Evaluating the natural frequencies of multi- span beams with elastic supports play a major role in vibration designing and optimizing of many structures such as bridges, railways ,pipes and so on The continuity of the boundary conditions ,state space and numerical methods are normally used to investigate the vibration characteristics of such structures .Unfortunately ,such methods lead to high size matrix in dealing with the boundary value problem as the number of spans increase. In the present work, the problem is solved analytically by using Modal Analysis techniques in which the continuous system is discreteized to finite degree of freedoms in terms of the generalized coordinates A proper shape function are employed for describing the system dynamical behavior and satisfying the boundary conditions .In the present method the size of the resulting Eigen matrix depends on the number of mode chosen regardless of the number of spans. With this method wide variety of support configurations can be treated.

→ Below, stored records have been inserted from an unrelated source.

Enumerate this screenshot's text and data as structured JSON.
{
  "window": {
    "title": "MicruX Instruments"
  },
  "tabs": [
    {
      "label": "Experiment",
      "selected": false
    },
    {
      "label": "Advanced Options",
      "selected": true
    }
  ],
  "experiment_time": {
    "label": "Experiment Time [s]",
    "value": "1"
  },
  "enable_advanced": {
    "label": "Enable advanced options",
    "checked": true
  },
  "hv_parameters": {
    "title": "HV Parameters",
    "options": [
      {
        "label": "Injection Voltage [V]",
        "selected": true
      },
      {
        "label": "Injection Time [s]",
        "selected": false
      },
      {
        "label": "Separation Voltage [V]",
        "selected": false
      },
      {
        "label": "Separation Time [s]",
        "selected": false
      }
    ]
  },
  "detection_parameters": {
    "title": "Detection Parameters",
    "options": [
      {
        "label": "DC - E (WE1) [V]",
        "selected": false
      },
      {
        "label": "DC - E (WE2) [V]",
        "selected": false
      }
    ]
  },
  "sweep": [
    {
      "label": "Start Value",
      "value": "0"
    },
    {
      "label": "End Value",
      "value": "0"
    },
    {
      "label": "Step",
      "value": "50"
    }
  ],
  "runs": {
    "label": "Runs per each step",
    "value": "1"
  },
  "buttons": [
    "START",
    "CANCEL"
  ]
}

The validly and convergence of the present method for calculating the natural frequencies is carefully checked by comparing with the exact values for two-span beams with different boundary conditions . It is found that using only (5) modes for the assumed solution gives only 2% error for two span simply supported and free ends beam , however for clamped ends the error is 8% .The present method is further checked by comparing with the Finite Element method the results show good agreements where the error is not increases 1% .The results of the natural frequencies of up to (10) equal and unequal spans beams under different boundary conditions and support stiffness are presented .The results showed that the natural frequencies can be highly controlled by proper choosing of the structure parameters and support stiffness.